Procès des 23 accusés du textile: tandis que Vorn Pao s’effondre à la barre, l’accès aux soins médicaux enfin autorisé

Les médecins de la Licadho ont pour la première fois été autorisés à visiter demain les 21 personnes toujours détenues à  Phnom Penh suite aux manifestations des ouvriers du  textile du 2 et du 3 janvier, annonce l’association cambodgienne des droits de l’homme.

La plupart des accusés ont été sévèrement battus par les forces de l’ordre et l’état de santé de plusieurs d’entre eux restent préoccupant.

A la prison CC3, ils ont reçu la visite d’un médecin de la Licadho une fois par semaine.

Mais depuis le 24 avril, date de leur transfert de la prison de haute sécurité CC3, à 80 km de Kompong Cham, ils n’ont reçu aucun soin, l’administration s’y étant fermement opposée jusqu’ici.

En 20 ans, précise la Licadho, une association cambodgienne de défense des droits de l’homme,  jamais le ministère cambodgien de l’intérieur et le département  général des prisons n’a imposé autant de restrictions à l’association pour qu’elle puisse intervenir pour des raisons médicales et humanitaires auprès de prisonniers.

Ouvriers du textile, syndicalistes ou membres d’associations des droits de l’homme, ils sont actuellement détenus dans la prison de haute sécurité CC1 de Phnom Penh.
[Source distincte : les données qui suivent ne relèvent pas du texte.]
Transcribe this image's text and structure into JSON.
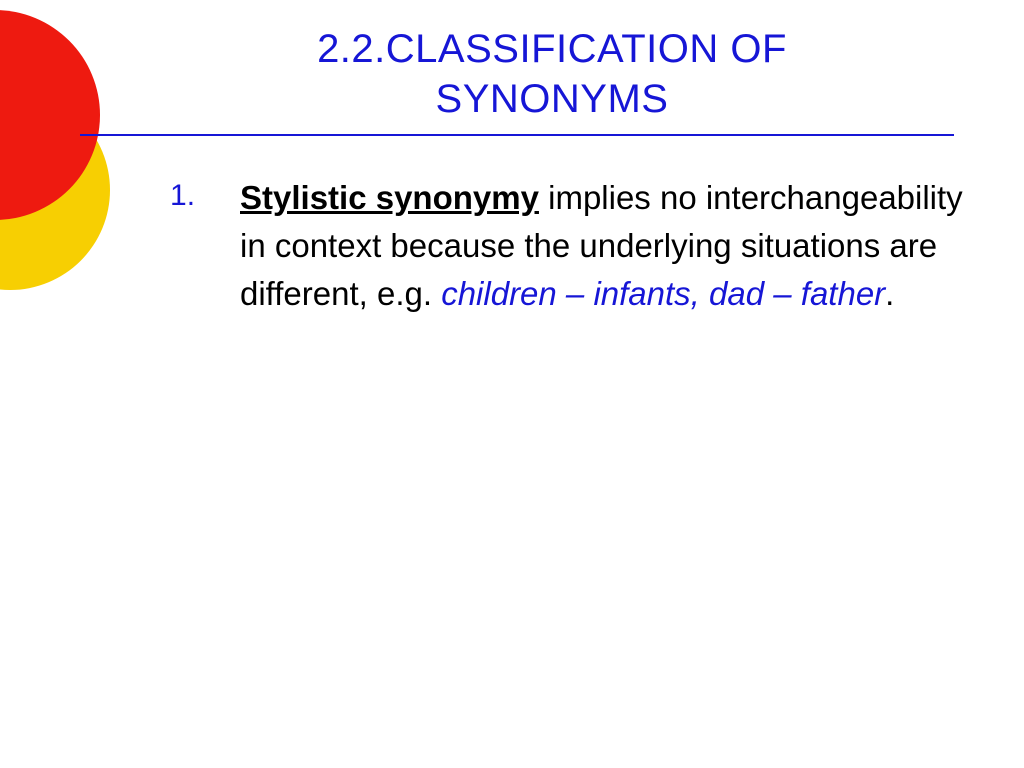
{
  "colors": {
    "title": "#1616d6",
    "rule": "#1616d6",
    "marker": "#1616d6",
    "body_text": "#000000",
    "example": "#1616d6",
    "decor_red": "#ee1a10",
    "decor_yellow": "#f7cf02",
    "background": "#ffffff"
  },
  "typography": {
    "title_fontsize": 40,
    "body_fontsize": 33,
    "font_family": "Trebuchet MS"
  },
  "title": {
    "line1": "2.2.CLASSIFICATION OF",
    "line2": "SYNONYMS"
  },
  "list": {
    "items": [
      {
        "term": "Stylistic synonymy",
        "rest": " implies no interchangeability in context because the underlying situations are different, e.g. ",
        "example": "children – infants, dad – father",
        "tail": "."
      }
    ]
  }
}
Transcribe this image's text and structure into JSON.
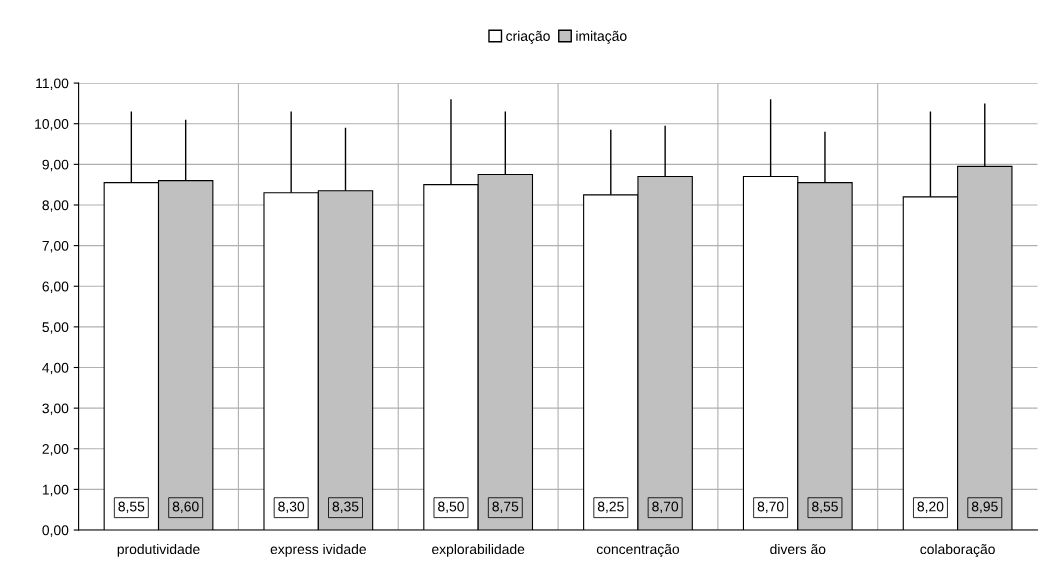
{
  "chart_data": {
    "type": "bar",
    "categories": [
      "produtividade",
      "express ividade",
      "explorabilidade",
      "concentração",
      "divers ão",
      "colaboração"
    ],
    "series": [
      {
        "name": "criação",
        "color": "#ffffff",
        "values": [
          8.55,
          8.3,
          8.5,
          8.25,
          8.7,
          8.2
        ],
        "errors": [
          [
            8.55,
            10.3
          ],
          [
            8.3,
            10.3
          ],
          [
            8.5,
            10.6
          ],
          [
            8.25,
            9.85
          ],
          [
            8.7,
            10.6
          ],
          [
            8.2,
            10.3
          ]
        ],
        "value_labels": [
          "8,55",
          "8,30",
          "8,50",
          "8,25",
          "8,70",
          "8,20"
        ]
      },
      {
        "name": "imitação",
        "color": "#c0c0c0",
        "values": [
          8.6,
          8.35,
          8.75,
          8.7,
          8.55,
          8.95
        ],
        "errors": [
          [
            8.6,
            10.1
          ],
          [
            8.35,
            9.9
          ],
          [
            8.75,
            10.3
          ],
          [
            8.7,
            9.95
          ],
          [
            8.55,
            9.8
          ],
          [
            8.95,
            10.5
          ]
        ],
        "value_labels": [
          "8,60",
          "8,35",
          "8,75",
          "8,70",
          "8,55",
          "8,95"
        ]
      }
    ],
    "ylim": [
      0,
      11
    ],
    "yticks": [
      {
        "value": 0,
        "label": "0,00"
      },
      {
        "value": 1,
        "label": "1,00"
      },
      {
        "value": 2,
        "label": "2,00"
      },
      {
        "value": 3,
        "label": "3,00"
      },
      {
        "value": 4,
        "label": "4,00"
      },
      {
        "value": 5,
        "label": "5,00"
      },
      {
        "value": 6,
        "label": "6,00"
      },
      {
        "value": 7,
        "label": "7,00"
      },
      {
        "value": 8,
        "label": "8,00"
      },
      {
        "value": 9,
        "label": "9,00"
      },
      {
        "value": 10,
        "label": "10,00"
      },
      {
        "value": 11,
        "label": "11,00"
      }
    ],
    "grid": true,
    "legend": "top"
  }
}
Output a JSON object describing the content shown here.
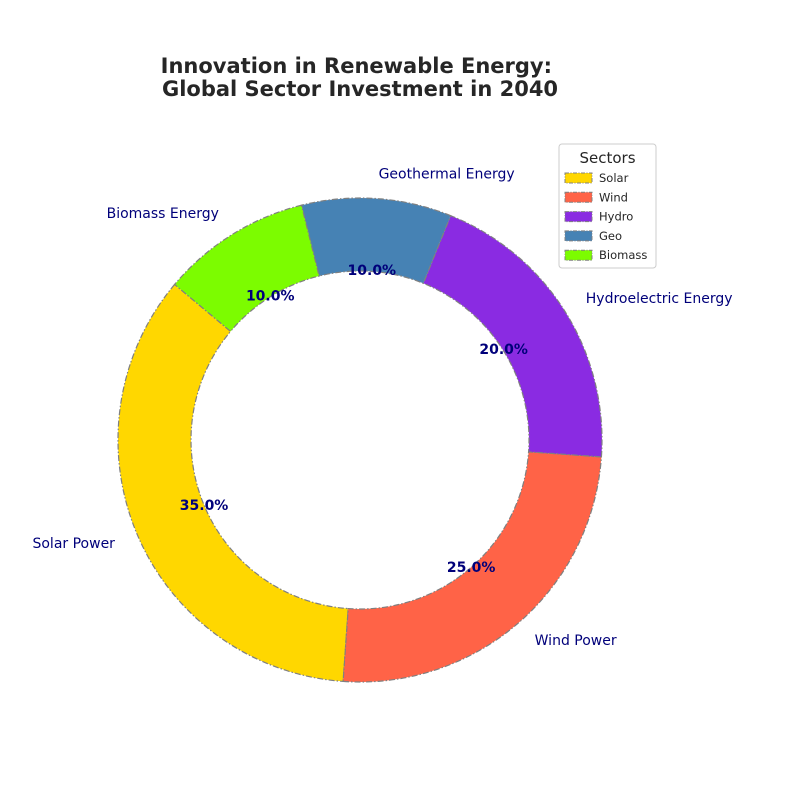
{
  "chart_data": {
    "type": "pie",
    "title": "Innovation in Renewable Energy:\nGlobal Sector Investment in 2040",
    "donut": true,
    "categories": [
      "Solar Power",
      "Wind Power",
      "Hydroelectric Energy",
      "Geothermal Energy",
      "Biomass Energy"
    ],
    "values": [
      35,
      25,
      20,
      10,
      10
    ],
    "value_labels": [
      "35.0%",
      "25.0%",
      "20.0%",
      "10.0%",
      "10.0%"
    ],
    "colors": [
      "#ffd700",
      "#ff6347",
      "#8a2be2",
      "#4682b4",
      "#7cfc00"
    ],
    "legend": {
      "title": "Sectors",
      "entries": [
        "Solar",
        "Wind",
        "Hydro",
        "Geo",
        "Biomass"
      ],
      "placement": "top-right"
    }
  }
}
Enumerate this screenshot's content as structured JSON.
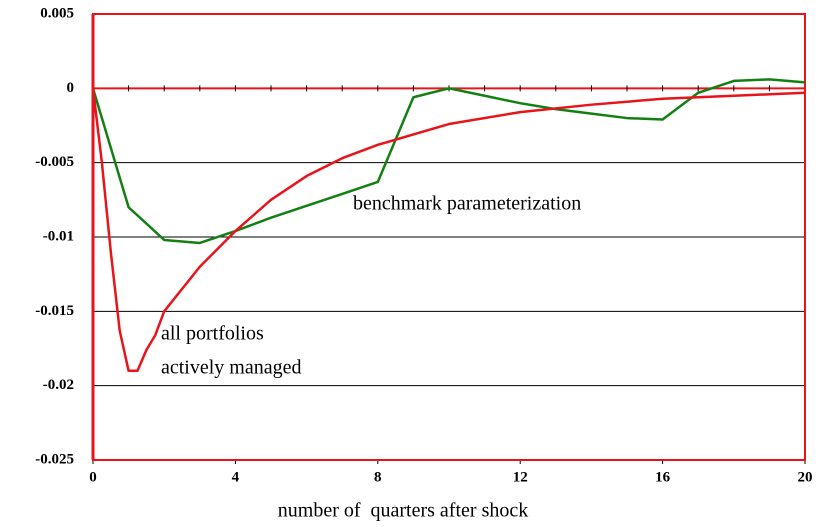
{
  "chart_data": {
    "type": "line",
    "x_label": "number of  quarters after shock",
    "annotations": [
      "benchmark parameterization",
      "all portfolios",
      "actively managed"
    ],
    "series": [
      {
        "name": "benchmark parameterization",
        "color": "#138013",
        "x": [
          0,
          1,
          2,
          3,
          4,
          5,
          6,
          7,
          8,
          9,
          10,
          11,
          12,
          13,
          14,
          15,
          16,
          17,
          18,
          19,
          20
        ],
        "values": [
          0,
          -0.008,
          -0.0102,
          -0.0104,
          -0.0096,
          -0.0087,
          -0.0079,
          -0.0071,
          -0.0063,
          -0.0006,
          0,
          -0.0005,
          -0.001,
          -0.0014,
          -0.0017,
          -0.002,
          -0.0021,
          -0.0003,
          0.0005,
          0.0006,
          0.0004
        ]
      },
      {
        "name": "all portfolios actively managed",
        "color": "#e8141c",
        "x": [
          0,
          0.25,
          0.5,
          0.75,
          1,
          1.25,
          1.5,
          1.75,
          2,
          3,
          4,
          5,
          6,
          7,
          8,
          10,
          12,
          14,
          16,
          18,
          20
        ],
        "values": [
          0,
          -0.005,
          -0.011,
          -0.0163,
          -0.019,
          -0.019,
          -0.0176,
          -0.0166,
          -0.015,
          -0.012,
          -0.0096,
          -0.0075,
          -0.0059,
          -0.0047,
          -0.0038,
          -0.0024,
          -0.0016,
          -0.0011,
          -0.0007,
          -0.0005,
          -0.0003
        ]
      }
    ],
    "xlim": [
      0,
      20
    ],
    "xticks": [
      0,
      4,
      8,
      12,
      16,
      20
    ],
    "ylim": [
      -0.025,
      0.005
    ],
    "yticks": [
      0.005,
      0,
      -0.005,
      -0.01,
      -0.015,
      -0.02,
      -0.025
    ],
    "grid": true,
    "frame_color": "#e8141c"
  }
}
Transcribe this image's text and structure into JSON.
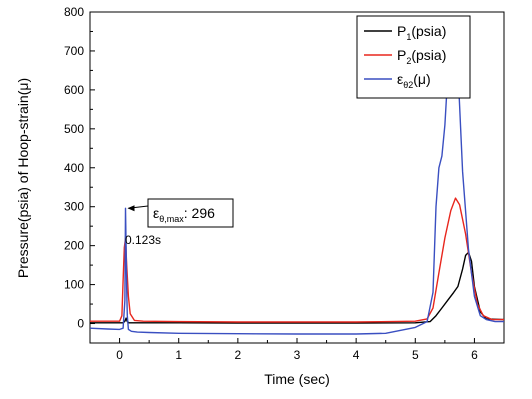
{
  "chart_data": {
    "type": "line",
    "xlabel": "Time (sec)",
    "ylabel": "Pressure(psia) of Hoop-strain(μ)",
    "xlim": [
      -0.5,
      6.5
    ],
    "ylim": [
      -50,
      800
    ],
    "xticks": [
      0,
      1,
      2,
      3,
      4,
      5,
      6
    ],
    "yticks": [
      0,
      100,
      200,
      300,
      400,
      500,
      600,
      700,
      800
    ],
    "grid": false,
    "legend_position": "top-right",
    "series": [
      {
        "name": "P1(psia)",
        "legend": {
          "base": "P",
          "sub": "1",
          "suffix": "(psia)"
        },
        "color": "#000000",
        "x": [
          -0.5,
          0.0,
          0.06,
          0.09,
          0.11,
          0.13,
          0.16,
          0.2,
          0.3,
          1.0,
          2.0,
          3.0,
          4.0,
          5.0,
          5.25,
          5.35,
          5.45,
          5.55,
          5.65,
          5.72,
          5.8,
          5.85,
          5.9,
          5.95,
          6.0,
          6.1,
          6.2,
          6.5
        ],
        "y": [
          2,
          2,
          2,
          6,
          14,
          5,
          2,
          2,
          2,
          2,
          1,
          1,
          1,
          2,
          5,
          20,
          40,
          60,
          80,
          95,
          140,
          175,
          183,
          160,
          95,
          30,
          12,
          10
        ]
      },
      {
        "name": "P2(psia)",
        "legend": {
          "base": "P",
          "sub": "2",
          "suffix": "(psia)"
        },
        "color": "#e8261d",
        "x": [
          -0.5,
          0.0,
          0.04,
          0.06,
          0.08,
          0.1,
          0.12,
          0.15,
          0.18,
          0.25,
          0.4,
          1.0,
          2.0,
          3.0,
          4.0,
          5.0,
          5.2,
          5.3,
          5.4,
          5.5,
          5.6,
          5.68,
          5.75,
          5.85,
          5.95,
          6.05,
          6.15,
          6.3,
          6.5
        ],
        "y": [
          6,
          6,
          20,
          110,
          195,
          218,
          150,
          70,
          25,
          8,
          6,
          5,
          4,
          4,
          4,
          6,
          12,
          40,
          130,
          220,
          290,
          322,
          305,
          230,
          130,
          50,
          20,
          10,
          10
        ],
        "annotation": "0.123s"
      },
      {
        "name": "εθ2(μ)",
        "legend": {
          "base": "ε",
          "sub": "θ2",
          "suffix": "(μ)"
        },
        "color": "#3a4fc1",
        "x": [
          -0.5,
          -0.2,
          0.0,
          0.06,
          0.09,
          0.1,
          0.11,
          0.12,
          0.13,
          0.15,
          0.2,
          0.3,
          0.5,
          1.0,
          2.0,
          3.0,
          4.0,
          4.5,
          5.0,
          5.2,
          5.3,
          5.35,
          5.4,
          5.45,
          5.5,
          5.55,
          5.6,
          5.65,
          5.7,
          5.75,
          5.8,
          5.9,
          6.0,
          6.1,
          6.2,
          6.35,
          6.5
        ],
        "y": [
          -12,
          -14,
          -15,
          -12,
          60,
          296,
          200,
          90,
          20,
          -15,
          -20,
          -22,
          -23,
          -25,
          -26,
          -27,
          -27,
          -25,
          -10,
          5,
          80,
          300,
          400,
          430,
          510,
          640,
          730,
          750,
          720,
          560,
          390,
          190,
          70,
          20,
          10,
          5,
          5
        ],
        "annotation": {
          "label": "ε",
          "sub": "θ,max",
          "value": ": 296"
        }
      }
    ]
  }
}
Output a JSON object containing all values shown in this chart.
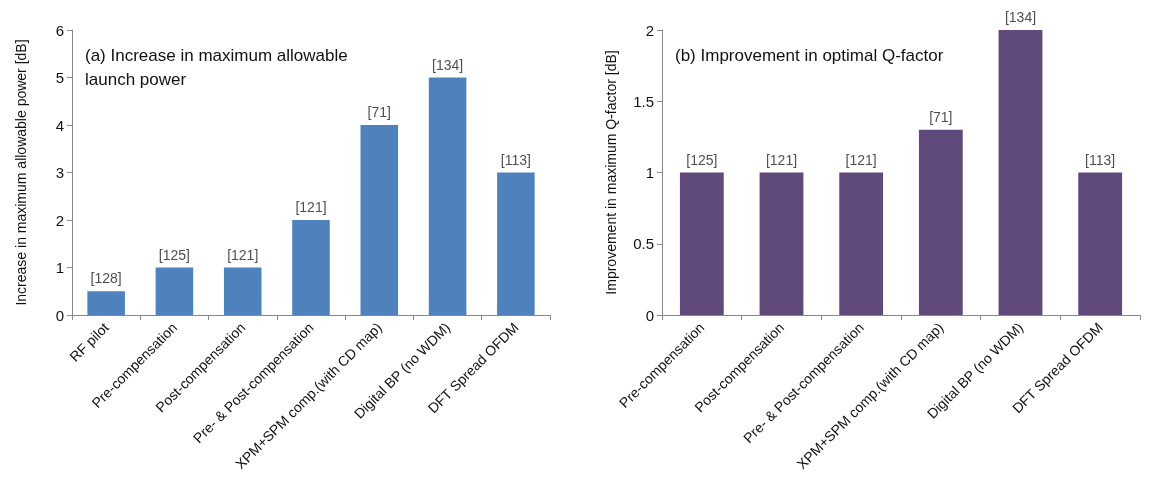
{
  "chart_data": [
    {
      "type": "bar",
      "title": "(a) Increase in maximum allowable launch power",
      "ylabel": "Increase in maximum allowable power [dB]",
      "categories": [
        "RF pilot",
        "Pre-compensation",
        "Post-compensation",
        "Pre- & Post-compensation",
        "XPM+SPM comp.(with CD map)",
        "Digital BP (no WDM)",
        "DFT Spread OFDM"
      ],
      "values": [
        0.5,
        1,
        1,
        2,
        4,
        5,
        3
      ],
      "color": "#4f81bd",
      "ylim": [
        0,
        6
      ],
      "yticks": [
        0,
        1,
        2,
        3,
        4,
        5,
        6
      ],
      "grid": false,
      "annotations": [
        {
          "text": "[128]",
          "x": "RF pilot",
          "y": 0.5
        },
        {
          "text": "[125]",
          "x": "Pre-compensation",
          "y": 1
        },
        {
          "text": "[121]",
          "x": "Post-compensation",
          "y": 1
        },
        {
          "text": "[121]",
          "x": "Pre- & Post-compensation",
          "y": 2
        },
        {
          "text": "[71]",
          "x": "XPM+SPM comp.(with CD map)",
          "y": 4
        },
        {
          "text": "[134]",
          "x": "Digital BP (no WDM)",
          "y": 5
        },
        {
          "text": "[113]",
          "x": "DFT Spread OFDM",
          "y": 3
        }
      ]
    },
    {
      "type": "bar",
      "title": "(b) Improvement in optimal Q-factor",
      "ylabel": "Improvement in maximum Q-factor [dB]",
      "categories": [
        "Pre-compensation",
        "Post-compensation",
        "Pre- & Post-compensation",
        "XPM+SPM comp.(with CD map)",
        "Digital BP (no WDM)",
        "DFT Spread OFDM"
      ],
      "values": [
        1,
        1,
        1,
        1.3,
        2,
        1
      ],
      "color": "#604a7b",
      "ylim": [
        0,
        2
      ],
      "yticks": [
        0,
        0.5,
        1,
        1.5,
        2
      ],
      "grid": false,
      "annotations": [
        {
          "text": "[125]",
          "x": "Pre-compensation",
          "y": 1
        },
        {
          "text": "[121]",
          "x": "Post-compensation",
          "y": 1
        },
        {
          "text": "[121]",
          "x": "Pre- & Post-compensation",
          "y": 1
        },
        {
          "text": "[71]",
          "x": "XPM+SPM comp.(with CD map)",
          "y": 1.3
        },
        {
          "text": "[134]",
          "x": "Digital BP (no WDM)",
          "y": 2
        },
        {
          "text": "[113]",
          "x": "DFT Spread OFDM",
          "y": 1
        }
      ]
    }
  ]
}
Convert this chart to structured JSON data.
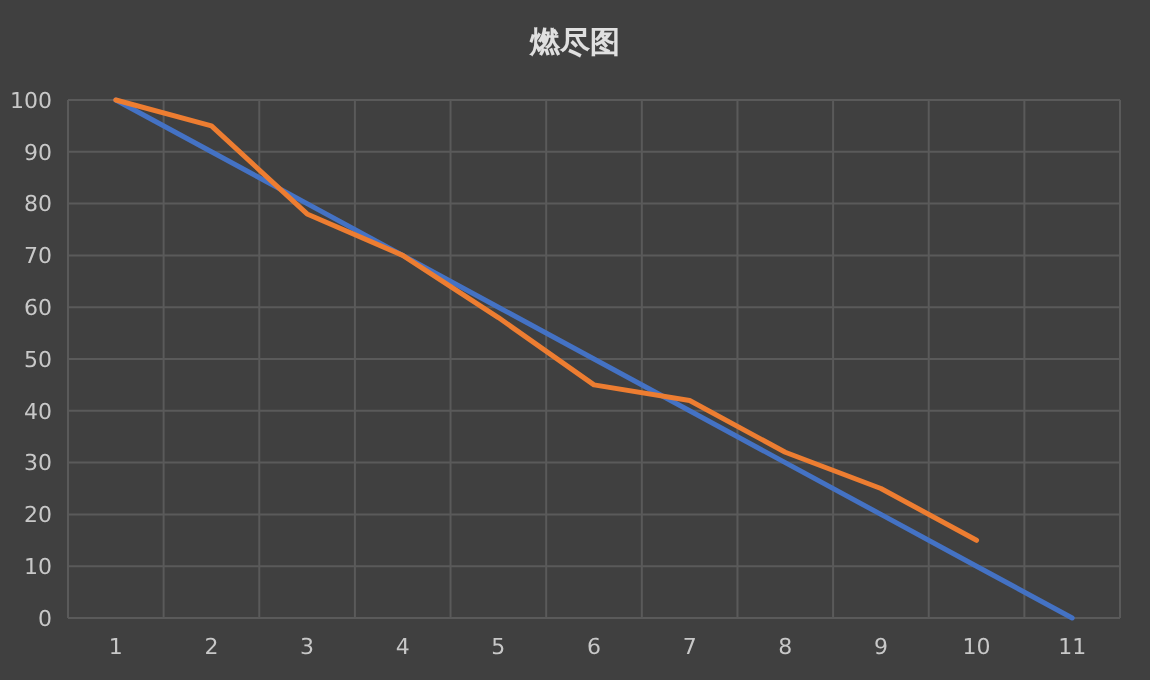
{
  "chart_data": {
    "type": "line",
    "title": "燃尽图",
    "categories": [
      "1",
      "2",
      "3",
      "4",
      "5",
      "6",
      "7",
      "8",
      "9",
      "10",
      "11"
    ],
    "series": [
      {
        "color": "#4472c4",
        "values": [
          100,
          90,
          80,
          70,
          60,
          50,
          40,
          30,
          20,
          10,
          0
        ]
      },
      {
        "color": "#ed7d31",
        "values": [
          100,
          95,
          78,
          70,
          58,
          45,
          42,
          32,
          25,
          15,
          null
        ]
      }
    ],
    "ylim": [
      0,
      100
    ],
    "yticks": [
      0,
      10,
      20,
      30,
      40,
      50,
      60,
      70,
      80,
      90,
      100
    ],
    "grid": true,
    "marker": "none",
    "line_style": "solid"
  }
}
Leur procès est en cours et depuis mardi les audiences se poursuivent. Nous y reviendrons ultérieurement.
Durant ces audience, les médecins de Licadho n’ont pu leur fournir qu’une assistance limitée, souligne l’association. Les centres CC1 et CC3 manquent de ressources et d’équipement et les prisonniers se voient regulièrement refuser l’accès aux soins, précise la Licadho.

Ce matin, Vorn Pao, président de l’Association indépendante  pour la démocratie de

l’économie informelle (IDEA)  qui était en train de déposer à la barre s’est évanoui et a du être évacué. Après avoir reçu quelques soins il a cependant pu assister à la suite de l’audience. Dans l’après-midi d’hier déjà, il n’avait pu poursuivre sa déposition.

Il venait tout juste d’expliquer qu’il avait reçu de nombreux coups de la part des membres du bataillon militaire 911.